Court Won't Review Obama's Eligibility To Serve

By The Associated Press

WASHINGTON (AFP) – The US Supreme Court on Monday rejected a case filed by a New Jersey voter who questioned whether president-elect Barack Obama was a "natural born" American, a prerequisite for running for the White House.

In the case, plaintiff Leo Donofrio also alleged that Obama's rival for the presidency, Republican John McCain, was not an American citizen from birth because he was born in the Panama Canal Zone in 1936.

The Zone was controlled by the United States until 1979.

The court did not give a reason for rejecting the case, which was the second such challenge the justices have refused to take up in recent weeks.

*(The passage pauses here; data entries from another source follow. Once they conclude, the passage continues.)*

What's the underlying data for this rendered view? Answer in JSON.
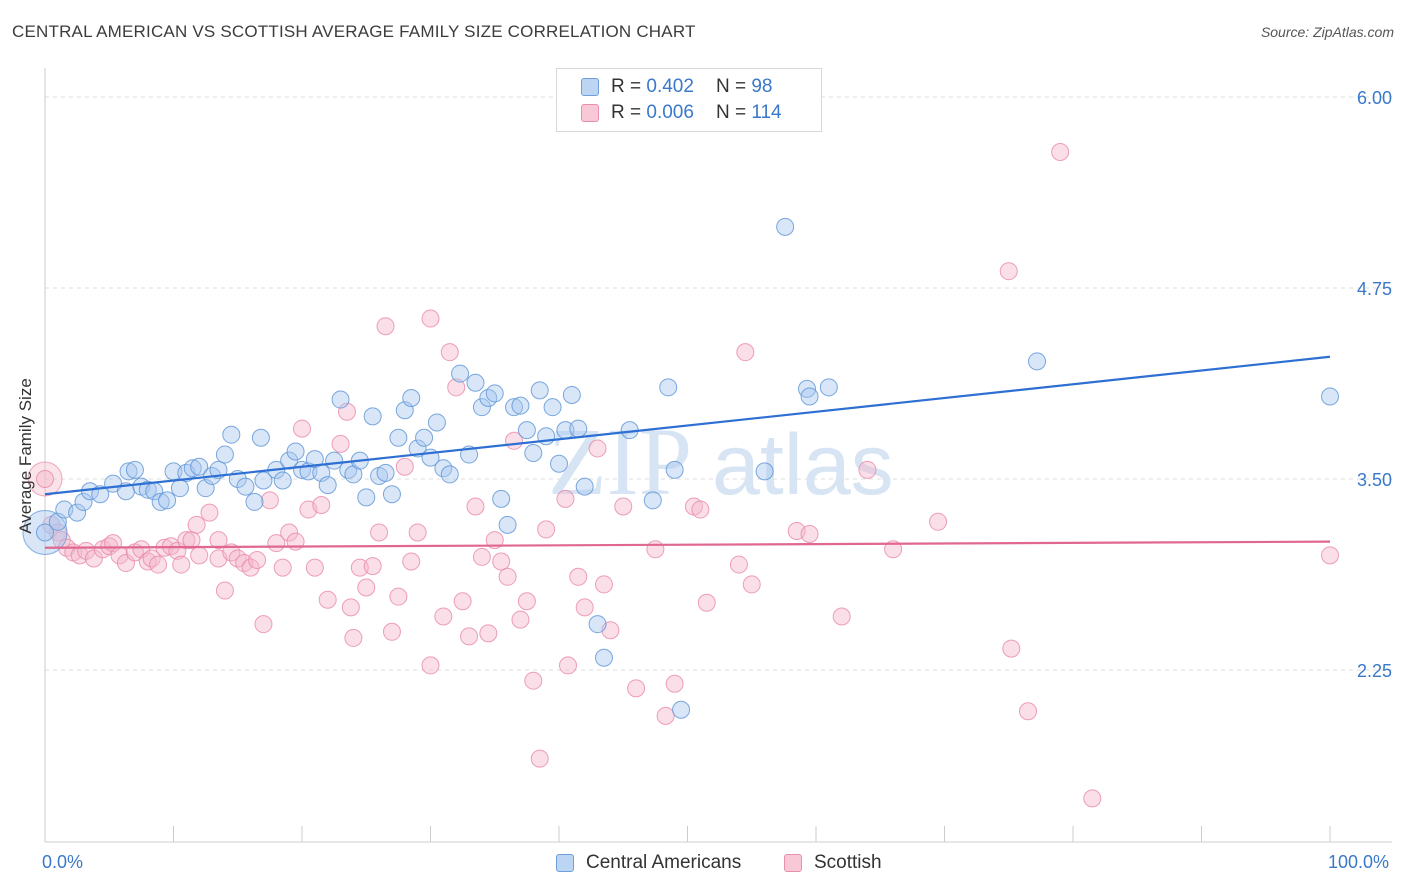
{
  "title": "CENTRAL AMERICAN VS SCOTTISH AVERAGE FAMILY SIZE CORRELATION CHART",
  "source": "Source: ZipAtlas.com",
  "watermark": {
    "zip": "ZIP",
    "atlas": "atlas"
  },
  "legend": {
    "rows": [
      {
        "r_label": "R =",
        "r_value": "0.402",
        "n_label": "N =",
        "n_value": "98"
      },
      {
        "r_label": "R =",
        "r_value": "0.006",
        "n_label": "N =",
        "n_value": "114"
      }
    ]
  },
  "colors": {
    "blue_fill": "#a8c8ef",
    "blue_stroke": "#5b93d6",
    "blue_line": "#2d6fd2",
    "pink_fill": "#f5b8cb",
    "pink_stroke": "#e888a8",
    "pink_line": "#e0688e",
    "grid": "#dddddd",
    "axis_label": "#3a78c9"
  },
  "chart_data": {
    "type": "scatter",
    "title": "CENTRAL AMERICAN VS SCOTTISH AVERAGE FAMILY SIZE CORRELATION CHART",
    "xlabel": "",
    "ylabel": "Average Family Size",
    "xlim": [
      0,
      100
    ],
    "ylim": [
      1.05,
      6.1
    ],
    "x_tick_labels": [
      "0.0%",
      "100.0%"
    ],
    "y_ticks": [
      2.25,
      3.5,
      4.75,
      6.0
    ],
    "y_tick_labels": [
      "2.25",
      "3.50",
      "4.75",
      "6.00"
    ],
    "grid": true,
    "legend_position": "top-center",
    "series": [
      {
        "name": "Central Americans",
        "color": "#a8c8ef",
        "r": 0.402,
        "n": 98,
        "trend": {
          "x": [
            0,
            100
          ],
          "y": [
            3.4,
            4.3
          ]
        },
        "points": [
          [
            0,
            3.15
          ],
          [
            1,
            3.22
          ],
          [
            1.5,
            3.3
          ],
          [
            2.5,
            3.28
          ],
          [
            3,
            3.35
          ],
          [
            3.5,
            3.42
          ],
          [
            4.3,
            3.4
          ],
          [
            5.3,
            3.47
          ],
          [
            6.3,
            3.42
          ],
          [
            6.5,
            3.55
          ],
          [
            7,
            3.56
          ],
          [
            7.5,
            3.45
          ],
          [
            8,
            3.43
          ],
          [
            8.5,
            3.42
          ],
          [
            9,
            3.35
          ],
          [
            9.5,
            3.36
          ],
          [
            10,
            3.55
          ],
          [
            10.5,
            3.44
          ],
          [
            11,
            3.54
          ],
          [
            11.5,
            3.57
          ],
          [
            12,
            3.58
          ],
          [
            12.5,
            3.44
          ],
          [
            13,
            3.52
          ],
          [
            13.5,
            3.56
          ],
          [
            14,
            3.66
          ],
          [
            14.5,
            3.79
          ],
          [
            15,
            3.5
          ],
          [
            15.6,
            3.45
          ],
          [
            16.3,
            3.35
          ],
          [
            16.8,
            3.77
          ],
          [
            17,
            3.49
          ],
          [
            18,
            3.56
          ],
          [
            18.5,
            3.49
          ],
          [
            19,
            3.62
          ],
          [
            19.5,
            3.68
          ],
          [
            20,
            3.56
          ],
          [
            20.5,
            3.55
          ],
          [
            21,
            3.63
          ],
          [
            21.5,
            3.54
          ],
          [
            22,
            3.46
          ],
          [
            22.5,
            3.62
          ],
          [
            23,
            4.02
          ],
          [
            23.6,
            3.56
          ],
          [
            24,
            3.53
          ],
          [
            24.5,
            3.62
          ],
          [
            25,
            3.38
          ],
          [
            25.5,
            3.91
          ],
          [
            26,
            3.52
          ],
          [
            26.5,
            3.54
          ],
          [
            27,
            3.4
          ],
          [
            27.5,
            3.77
          ],
          [
            28,
            3.95
          ],
          [
            28.5,
            4.03
          ],
          [
            29,
            3.7
          ],
          [
            29.5,
            3.77
          ],
          [
            30,
            3.64
          ],
          [
            30.5,
            3.87
          ],
          [
            31,
            3.57
          ],
          [
            31.5,
            3.53
          ],
          [
            32.3,
            4.19
          ],
          [
            33,
            3.66
          ],
          [
            33.5,
            4.13
          ],
          [
            34,
            3.97
          ],
          [
            34.5,
            4.03
          ],
          [
            35,
            4.06
          ],
          [
            35.5,
            3.37
          ],
          [
            36,
            3.2
          ],
          [
            36.5,
            3.97
          ],
          [
            37,
            3.98
          ],
          [
            37.5,
            3.82
          ],
          [
            38,
            3.67
          ],
          [
            38.5,
            4.08
          ],
          [
            39,
            3.78
          ],
          [
            39.5,
            3.97
          ],
          [
            40,
            3.6
          ],
          [
            40.5,
            3.82
          ],
          [
            41,
            4.05
          ],
          [
            41.5,
            3.83
          ],
          [
            42,
            3.45
          ],
          [
            43,
            2.55
          ],
          [
            43.5,
            2.33
          ],
          [
            45.5,
            3.82
          ],
          [
            47.3,
            3.36
          ],
          [
            48.5,
            4.1
          ],
          [
            49,
            3.56
          ],
          [
            49.5,
            1.99
          ],
          [
            56,
            3.55
          ],
          [
            57.6,
            5.15
          ],
          [
            59.3,
            4.09
          ],
          [
            59.5,
            4.04
          ],
          [
            61,
            4.1
          ],
          [
            77.2,
            4.27
          ],
          [
            100,
            4.04
          ]
        ]
      },
      {
        "name": "Scottish",
        "color": "#f5b8cb",
        "r": 0.006,
        "n": 114,
        "trend": {
          "x": [
            0,
            100
          ],
          "y": [
            3.05,
            3.09
          ]
        },
        "points": [
          [
            0,
            3.5
          ],
          [
            0.5,
            3.2
          ],
          [
            1,
            3.15
          ],
          [
            1.3,
            3.1
          ],
          [
            1.7,
            3.05
          ],
          [
            2.2,
            3.02
          ],
          [
            2.7,
            3.0
          ],
          [
            3.2,
            3.03
          ],
          [
            3.8,
            2.98
          ],
          [
            4.5,
            3.04
          ],
          [
            5,
            3.06
          ],
          [
            5.3,
            3.08
          ],
          [
            5.8,
            3.0
          ],
          [
            6.3,
            2.95
          ],
          [
            7,
            3.02
          ],
          [
            7.5,
            3.04
          ],
          [
            8,
            2.96
          ],
          [
            8.3,
            2.98
          ],
          [
            8.8,
            2.94
          ],
          [
            9.3,
            3.05
          ],
          [
            9.8,
            3.06
          ],
          [
            10.3,
            3.03
          ],
          [
            10.6,
            2.94
          ],
          [
            11,
            3.1
          ],
          [
            11.4,
            3.1
          ],
          [
            11.8,
            3.2
          ],
          [
            12,
            3.0
          ],
          [
            12.8,
            3.28
          ],
          [
            13.5,
            2.98
          ],
          [
            13.5,
            3.1
          ],
          [
            14,
            2.77
          ],
          [
            14.5,
            3.02
          ],
          [
            15,
            2.98
          ],
          [
            15.5,
            2.95
          ],
          [
            16,
            2.92
          ],
          [
            16.5,
            2.97
          ],
          [
            17,
            2.55
          ],
          [
            17.5,
            3.36
          ],
          [
            18,
            3.08
          ],
          [
            18.5,
            2.92
          ],
          [
            19,
            3.15
          ],
          [
            19.5,
            3.09
          ],
          [
            20,
            3.83
          ],
          [
            20.5,
            3.3
          ],
          [
            21,
            2.92
          ],
          [
            21.5,
            3.33
          ],
          [
            22,
            2.71
          ],
          [
            23,
            3.73
          ],
          [
            23.5,
            3.94
          ],
          [
            23.8,
            2.66
          ],
          [
            24,
            2.46
          ],
          [
            24.5,
            2.92
          ],
          [
            25,
            2.79
          ],
          [
            25.5,
            2.93
          ],
          [
            26,
            3.15
          ],
          [
            26.5,
            4.5
          ],
          [
            27,
            2.5
          ],
          [
            27.5,
            2.73
          ],
          [
            28,
            3.58
          ],
          [
            28.5,
            2.96
          ],
          [
            29,
            3.15
          ],
          [
            30,
            2.28
          ],
          [
            30,
            4.55
          ],
          [
            31,
            2.6
          ],
          [
            31.5,
            4.33
          ],
          [
            32,
            4.1
          ],
          [
            32.5,
            2.7
          ],
          [
            33,
            2.47
          ],
          [
            33.5,
            3.32
          ],
          [
            34,
            2.99
          ],
          [
            34.5,
            2.49
          ],
          [
            35,
            3.1
          ],
          [
            35.5,
            2.96
          ],
          [
            36,
            2.86
          ],
          [
            36.5,
            3.75
          ],
          [
            37,
            2.58
          ],
          [
            37.5,
            2.7
          ],
          [
            38,
            2.18
          ],
          [
            38.5,
            1.67
          ],
          [
            39,
            3.17
          ],
          [
            40.5,
            3.37
          ],
          [
            40.7,
            2.28
          ],
          [
            41.5,
            2.86
          ],
          [
            42,
            2.66
          ],
          [
            43,
            3.7
          ],
          [
            43.5,
            2.81
          ],
          [
            44,
            2.51
          ],
          [
            45,
            3.32
          ],
          [
            46,
            2.13
          ],
          [
            47.5,
            3.04
          ],
          [
            48.3,
            1.95
          ],
          [
            49,
            2.16
          ],
          [
            50.5,
            3.32
          ],
          [
            51,
            3.3
          ],
          [
            51.5,
            2.69
          ],
          [
            54,
            2.94
          ],
          [
            54.5,
            4.33
          ],
          [
            55,
            2.81
          ],
          [
            58.5,
            3.16
          ],
          [
            59.5,
            3.14
          ],
          [
            62,
            2.6
          ],
          [
            64,
            3.56
          ],
          [
            66,
            3.04
          ],
          [
            69.5,
            3.22
          ],
          [
            75,
            4.86
          ],
          [
            75.2,
            2.39
          ],
          [
            76.5,
            1.98
          ],
          [
            79,
            5.64
          ],
          [
            81.5,
            1.41
          ],
          [
            100,
            3.0
          ]
        ]
      }
    ]
  }
}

In the earlier case, which the court threw out on the eve of the historic election in which Obama beat McCain to become the first African-American to be elected president of the United States, Pennsylvania lawyer Philip Berg alleged that Obama was born in Kenya, his father's homeland.

According to a birth certificate for Obama made public by his campaign, the president-elect was born in Hawaii in August 1961, two years after the archipelago became a state.

The US constitution provides the framework for the law on who is a citizen, saying in the 14th amendment: "All persons born or naturalized in the United States, and subject to the jurisdiction thereof, are citizens of the United States and of the State wherein they reside."

Laws passed since the constitution are more specific about who is a citizen at birth.

They include anyone born inside the United States, a person born in a US possession if one parent is a citizen and lived in the United States for at least a year; and anyone born outside the United States to at least one US-citizen parent who has lived in the US for a minimum of five years.